Mis recuerdos se desvanecían; pronto no me quedaría ninguna memoria de mi pasado, pronto todos los vestigios de mi humanidad se esfumarían. Y mientras permanecía suspendido en el espacio y el tiempo por toda la eternidad, sentí algo difícil de explicar. Una sensación de paz, de una paz que ni la muerte podría dar; aunque esa paz era perturbado por un recuerdo, un recuerdo que yo esperaba que pronto se borrase de mi mente. No recuerdo cómo sabía esto, pero estaba más seguro de ello que de mi propia existencia. Nyarlathotep ya no volvería a pisar la superficie de Sharnoth, jamás se reuniría con su corte en aquel enorme palacio negro, pues aquel rayo de luz que viajaba en el espacio tenebroso llevaba consigo algo más.

En una pequeña buhardilla, débilmente iluminada, un cuerpo se estiraba, poniéndose en pie.
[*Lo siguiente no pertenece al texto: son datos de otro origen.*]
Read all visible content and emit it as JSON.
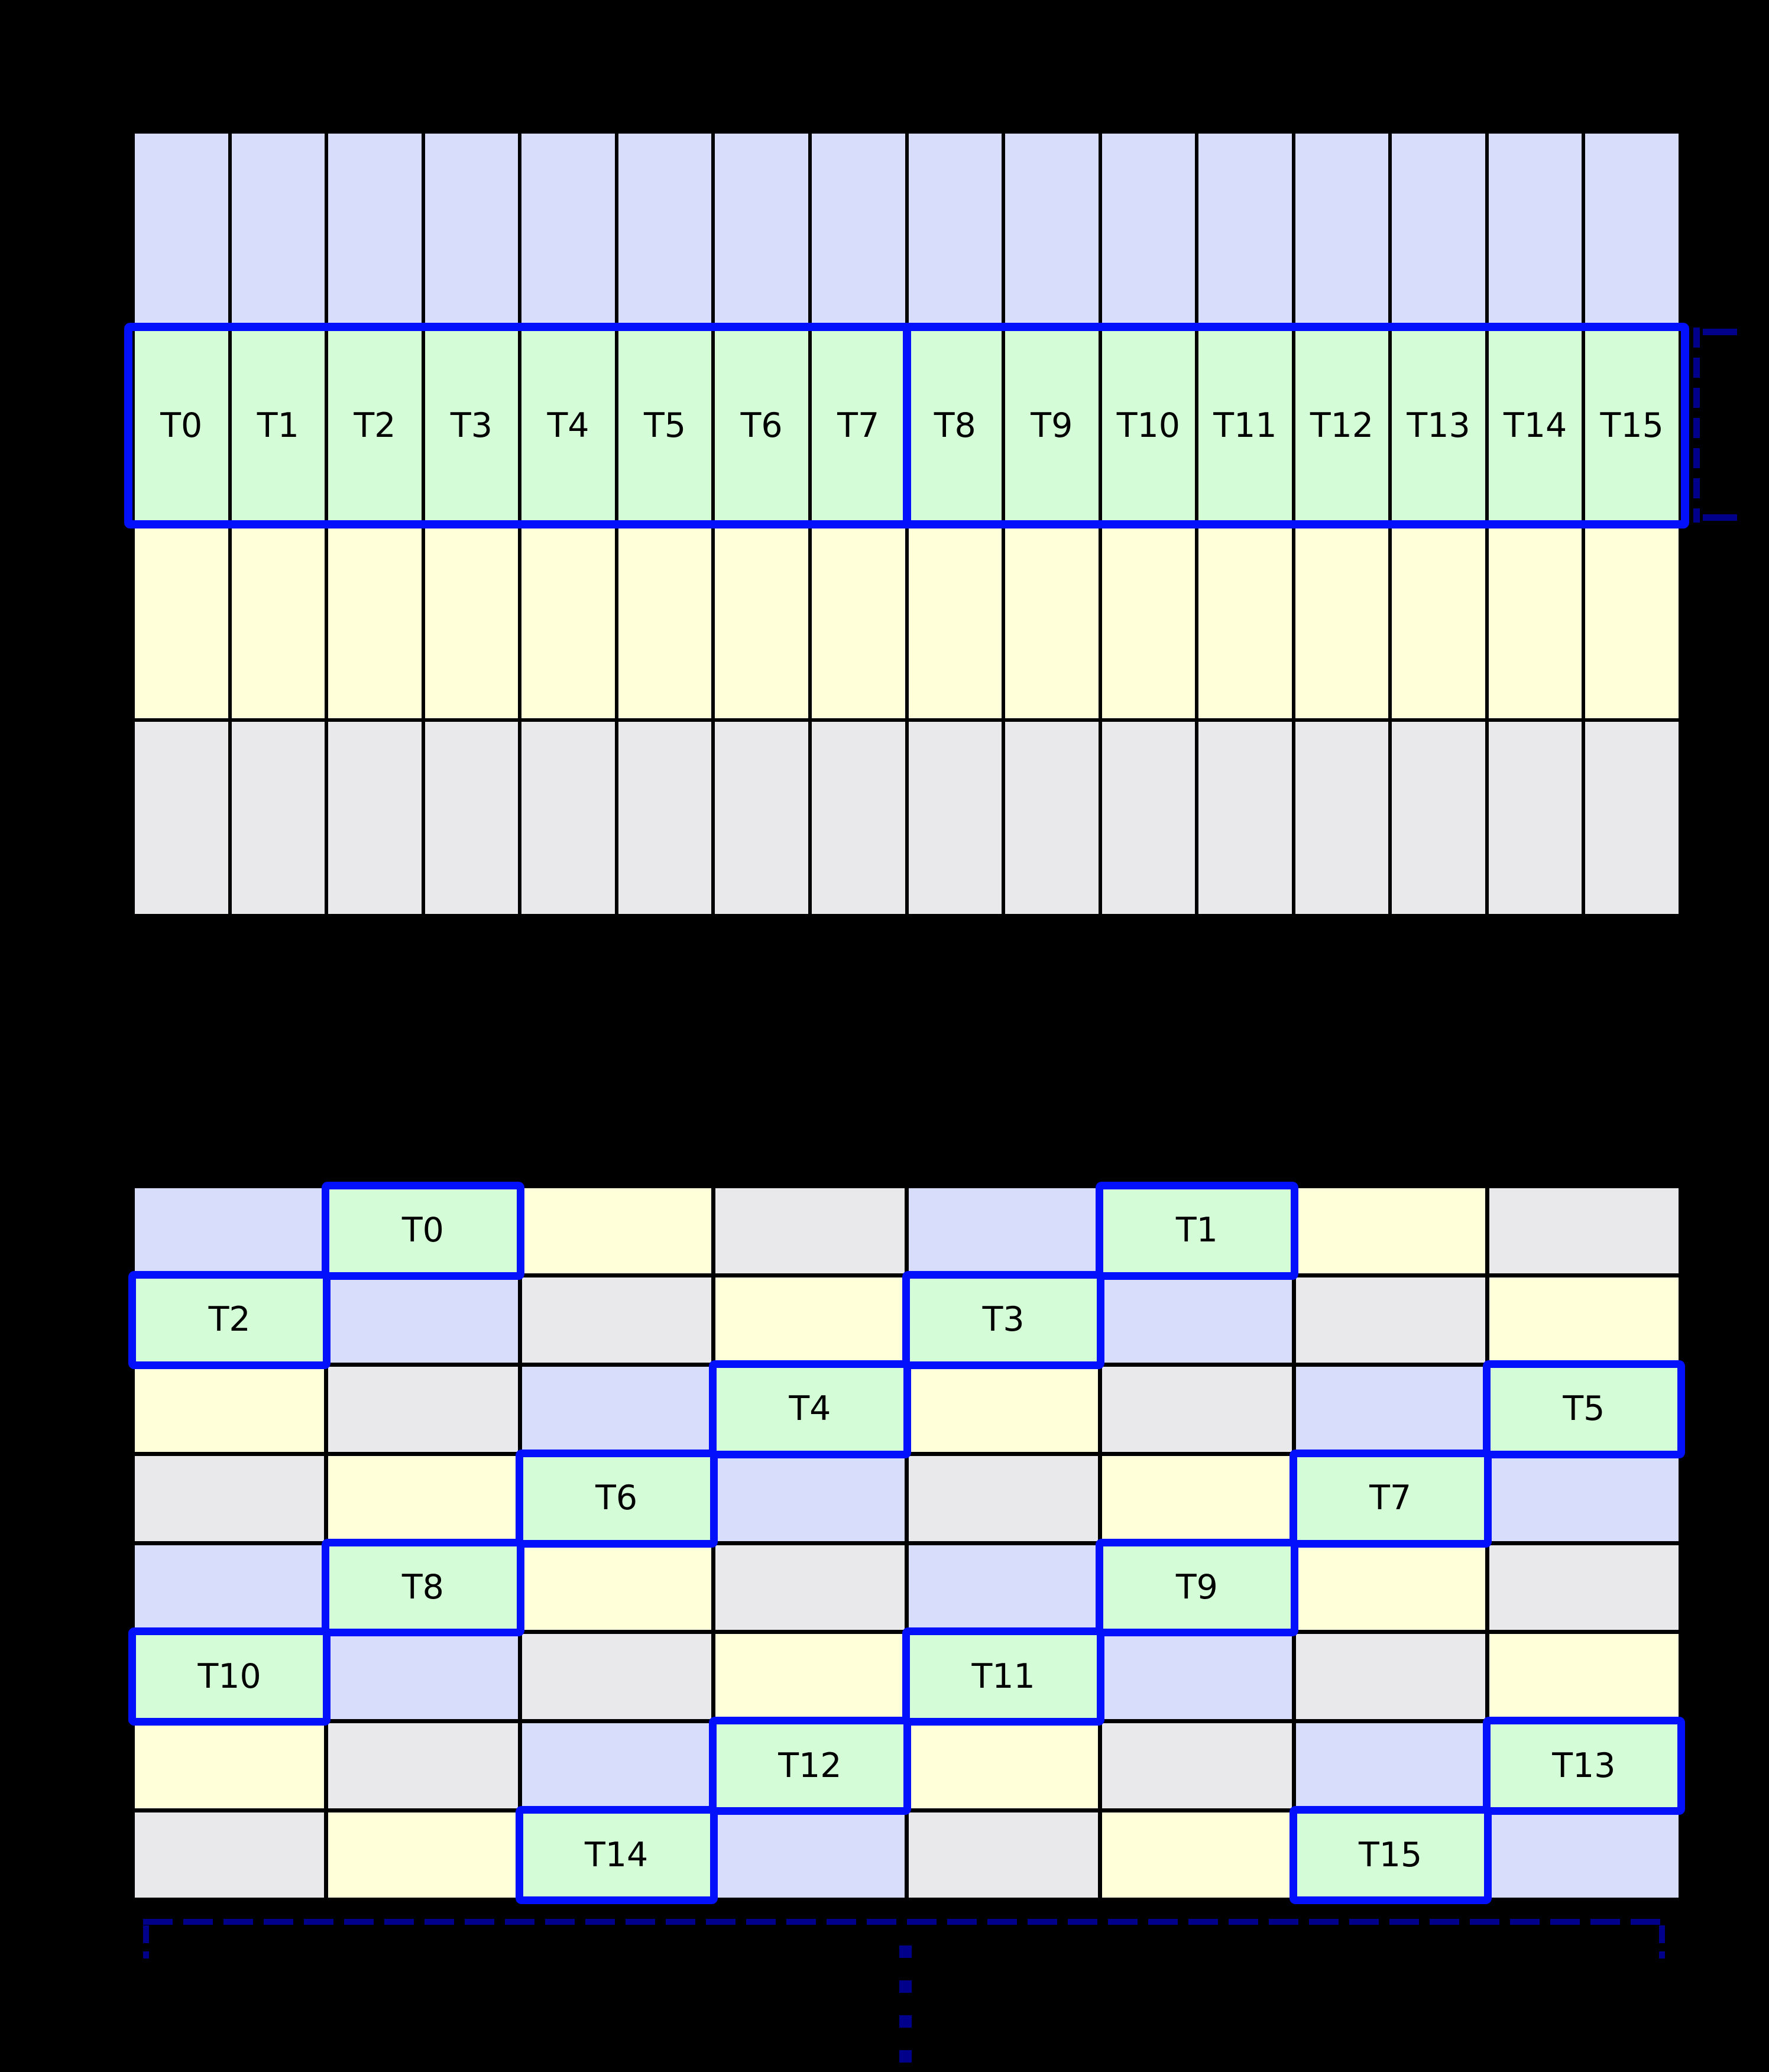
{
  "colors": {
    "background": "#000000",
    "grid_line": "#000000",
    "lavender": "#d8ddfb",
    "green": "#d4fcd7",
    "yellow": "#ffffda",
    "gray": "#e9e9ec",
    "highlight_border": "#0210fc",
    "annotation_navy": "#00008b",
    "label_text": "#000000"
  },
  "top_grid": {
    "rows": 4,
    "cols": 16,
    "row_colors": [
      "lavender",
      "green",
      "yellow",
      "gray"
    ],
    "thread_row_index": 1,
    "thread_labels": [
      "T0",
      "T1",
      "T2",
      "T3",
      "T4",
      "T5",
      "T6",
      "T7",
      "T8",
      "T9",
      "T10",
      "T11",
      "T12",
      "T13",
      "T14",
      "T15"
    ],
    "highlight": {
      "covers_row": 1,
      "split_after_label": "T7"
    },
    "right_bracket": {
      "style": "dashed",
      "spans": "thread-row-height"
    }
  },
  "bottom_grid": {
    "rows": 8,
    "cols": 8,
    "color_matrix": [
      [
        "lavender",
        "green",
        "yellow",
        "gray",
        "lavender",
        "green",
        "yellow",
        "gray"
      ],
      [
        "green",
        "lavender",
        "gray",
        "yellow",
        "green",
        "lavender",
        "gray",
        "yellow"
      ],
      [
        "yellow",
        "gray",
        "lavender",
        "green",
        "yellow",
        "gray",
        "lavender",
        "green"
      ],
      [
        "gray",
        "yellow",
        "green",
        "lavender",
        "gray",
        "yellow",
        "green",
        "lavender"
      ],
      [
        "lavender",
        "green",
        "yellow",
        "gray",
        "lavender",
        "green",
        "yellow",
        "gray"
      ],
      [
        "green",
        "lavender",
        "gray",
        "yellow",
        "green",
        "lavender",
        "gray",
        "yellow"
      ],
      [
        "yellow",
        "gray",
        "lavender",
        "green",
        "yellow",
        "gray",
        "lavender",
        "green"
      ],
      [
        "gray",
        "yellow",
        "green",
        "lavender",
        "gray",
        "yellow",
        "green",
        "lavender"
      ]
    ],
    "threads": [
      {
        "label": "T0",
        "row": 0,
        "col": 1
      },
      {
        "label": "T1",
        "row": 0,
        "col": 5
      },
      {
        "label": "T2",
        "row": 1,
        "col": 0
      },
      {
        "label": "T3",
        "row": 1,
        "col": 4
      },
      {
        "label": "T4",
        "row": 2,
        "col": 3
      },
      {
        "label": "T5",
        "row": 2,
        "col": 7
      },
      {
        "label": "T6",
        "row": 3,
        "col": 2
      },
      {
        "label": "T7",
        "row": 3,
        "col": 6
      },
      {
        "label": "T8",
        "row": 4,
        "col": 1
      },
      {
        "label": "T9",
        "row": 4,
        "col": 5
      },
      {
        "label": "T10",
        "row": 5,
        "col": 0
      },
      {
        "label": "T11",
        "row": 5,
        "col": 4
      },
      {
        "label": "T12",
        "row": 6,
        "col": 3
      },
      {
        "label": "T13",
        "row": 6,
        "col": 7
      },
      {
        "label": "T14",
        "row": 7,
        "col": 2
      },
      {
        "label": "T15",
        "row": 7,
        "col": 6
      }
    ],
    "bottom_bracket": {
      "style": "dashed",
      "spans": "grid-width",
      "continuation_dots_below_center": true
    }
  }
}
Sus ojos eran dos trozos de carbón al rojo, y una diabólica sonrisa cruzaba su rostro; y mientras observaba los tejadillos de la ciudad a través de la pequeña ventana, sus brazos se elevaron en un gesto de triunfo.

Había atravesado las barreras creadas por los Dioses Antiguos; estaba libre, libre para caminar por la tierra una vez más, libre para manejar la mente de los hombres y esclavizar sus almas. Era aquel al que yo había dado la oportunidad de escapar, yo que, a causa de mis ansias de poder, le había procurado los medios para volver a la tierra.

Nyarlathotep caminaba por la tierra con la forma de un hombre, pues cuando me robó mis recuerdos y mi ser, también retuvo mi aspecto físico. En mi cuerpo moraba ahora la esencia inmortal de Nyarlathotep el Terrible.